Seems pretty straight-forward but I'm a bit confused with the modulus and inequality.
So I know that if
$|x-1|>3$
because the entire equation on the left is within the modulus we can write
$x-1>3$ or $x-1<-3$
I also know that if $y<0$
$y|x-1|>3$
Can be written as
$|x-1|<3/y$
But what do we do with
$x|x-1|<3$
Can we break it down further without trying to input values?
On
Consider the cases where $x > 1$ and where $x < 1$.
If $x > 1$, we have: $$x(x-1) < 3$$ $$\Rightarrow x^2-x-3 < 0$$
With $x=2$, we have $2^2-2-3 = -1 < 0$, and with $x = 3$ we have $3^2 - 3 - 3 = 3 > 0$, so $x ≤ 2$.

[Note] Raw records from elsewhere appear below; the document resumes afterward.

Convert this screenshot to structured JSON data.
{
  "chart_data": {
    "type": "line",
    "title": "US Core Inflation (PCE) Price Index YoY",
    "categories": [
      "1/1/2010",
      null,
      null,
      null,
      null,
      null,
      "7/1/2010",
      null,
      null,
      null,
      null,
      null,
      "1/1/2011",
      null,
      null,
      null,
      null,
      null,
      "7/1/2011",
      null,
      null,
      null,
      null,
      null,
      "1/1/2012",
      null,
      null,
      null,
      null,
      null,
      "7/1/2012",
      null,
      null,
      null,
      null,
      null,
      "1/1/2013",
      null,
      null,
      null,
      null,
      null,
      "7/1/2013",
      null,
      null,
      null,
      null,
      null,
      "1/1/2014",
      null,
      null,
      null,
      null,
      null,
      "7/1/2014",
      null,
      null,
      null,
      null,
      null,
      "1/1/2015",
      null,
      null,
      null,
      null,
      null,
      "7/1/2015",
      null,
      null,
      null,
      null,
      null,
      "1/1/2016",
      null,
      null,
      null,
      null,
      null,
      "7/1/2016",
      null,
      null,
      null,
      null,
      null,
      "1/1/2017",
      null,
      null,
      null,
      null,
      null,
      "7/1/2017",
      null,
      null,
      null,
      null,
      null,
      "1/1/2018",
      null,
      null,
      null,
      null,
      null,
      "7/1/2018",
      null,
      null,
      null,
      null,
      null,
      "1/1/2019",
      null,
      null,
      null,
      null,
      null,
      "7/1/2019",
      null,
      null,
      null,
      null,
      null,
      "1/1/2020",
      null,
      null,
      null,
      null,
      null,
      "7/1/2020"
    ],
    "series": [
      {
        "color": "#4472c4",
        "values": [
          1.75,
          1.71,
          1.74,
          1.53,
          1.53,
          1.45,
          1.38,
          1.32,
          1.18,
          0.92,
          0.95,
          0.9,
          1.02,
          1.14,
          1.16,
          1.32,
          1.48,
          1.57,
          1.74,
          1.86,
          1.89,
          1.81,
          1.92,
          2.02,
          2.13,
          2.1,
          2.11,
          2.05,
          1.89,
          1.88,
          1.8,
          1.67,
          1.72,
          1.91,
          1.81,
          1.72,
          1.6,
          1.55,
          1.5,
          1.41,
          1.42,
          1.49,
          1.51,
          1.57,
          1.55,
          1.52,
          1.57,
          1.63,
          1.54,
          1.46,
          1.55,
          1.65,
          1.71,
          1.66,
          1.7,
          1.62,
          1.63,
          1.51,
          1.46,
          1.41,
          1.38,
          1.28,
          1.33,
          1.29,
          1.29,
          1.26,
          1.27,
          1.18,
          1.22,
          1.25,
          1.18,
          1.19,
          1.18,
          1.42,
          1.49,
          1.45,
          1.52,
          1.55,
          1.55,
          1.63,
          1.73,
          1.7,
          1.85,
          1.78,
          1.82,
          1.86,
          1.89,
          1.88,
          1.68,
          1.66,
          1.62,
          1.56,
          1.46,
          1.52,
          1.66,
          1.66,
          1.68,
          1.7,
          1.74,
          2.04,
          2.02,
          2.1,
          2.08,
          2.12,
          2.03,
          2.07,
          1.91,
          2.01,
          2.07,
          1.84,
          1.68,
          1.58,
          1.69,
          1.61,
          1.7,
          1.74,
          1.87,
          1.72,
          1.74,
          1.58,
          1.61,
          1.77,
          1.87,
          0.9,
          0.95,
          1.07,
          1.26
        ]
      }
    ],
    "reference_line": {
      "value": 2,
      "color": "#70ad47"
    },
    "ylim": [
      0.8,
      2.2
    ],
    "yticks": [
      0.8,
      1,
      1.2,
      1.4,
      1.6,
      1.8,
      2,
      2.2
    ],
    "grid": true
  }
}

If $x < 1$, we have: $$x(x+1) < 3$$ $$\Rightarrow x^2+x-3 < 0$$
Can you continue?
On
This method doesn't generalize, but it may be instructive. The inequality surely holds for $x\le0$, so we can concentrate on $x>0$. Dividing both sides by $x$, we obtain $$ |x-1|<\frac{3}{x} $$ that's equivalent to $$ -\frac{3}{x}<x-1<\frac{3}{x} $$ that in turn becomes \begin{cases} x^2-x+3 > 0 \\[4px] x^2-x-3 < 0 \end{cases} The top one is true for every $x$; the bottom one is satisfied for $$ 0<x<\frac{1+\sqrt{13}}{2} $$ (recall we're restricting to $x>0$).
Putting back the interval $x\le0$ we discussed before, we can conclude the solution set is $$ x<\frac{1+\sqrt{13}}{2} $$
On
Consider the graph of $y=x(x-1)$:
$\hspace{2cm}$
If the absolute values are applied to get $y=x|x-1|$, the graph becomes:
$\hspace{2cm}$
The point $A$ has coordinates $x(x-1)=3 \Rightarrow x=\frac{1+\sqrt{13}}{2}$ and $y=3$.
Hence, the solution of the inequality $x|x-1|<3$ is: $$x\in \left(-\infty,\frac{1+\sqrt{13}}{2}\right).$$
Let's do it like this. For $x>1$ the equation is equivalent to $x(x-1)<3$ this gives $x^2-x-3<0$ Roots of this equation are $$\frac{1+\sqrt{13}}{2}, \frac{1-\sqrt{13}}{2}$$ So this gives the range $x\in(1, \frac{1+\sqrt{13}}{2})$
For $x<1$ the equation is $-x(x-1)<3$ or $x^2-x+3>0$ this always satisfied for any values of $x$. Hence $x\in(-\infty, \frac{1+\sqrt{13}}{2})$, taking $x$ to be integers would make this $x\le2$.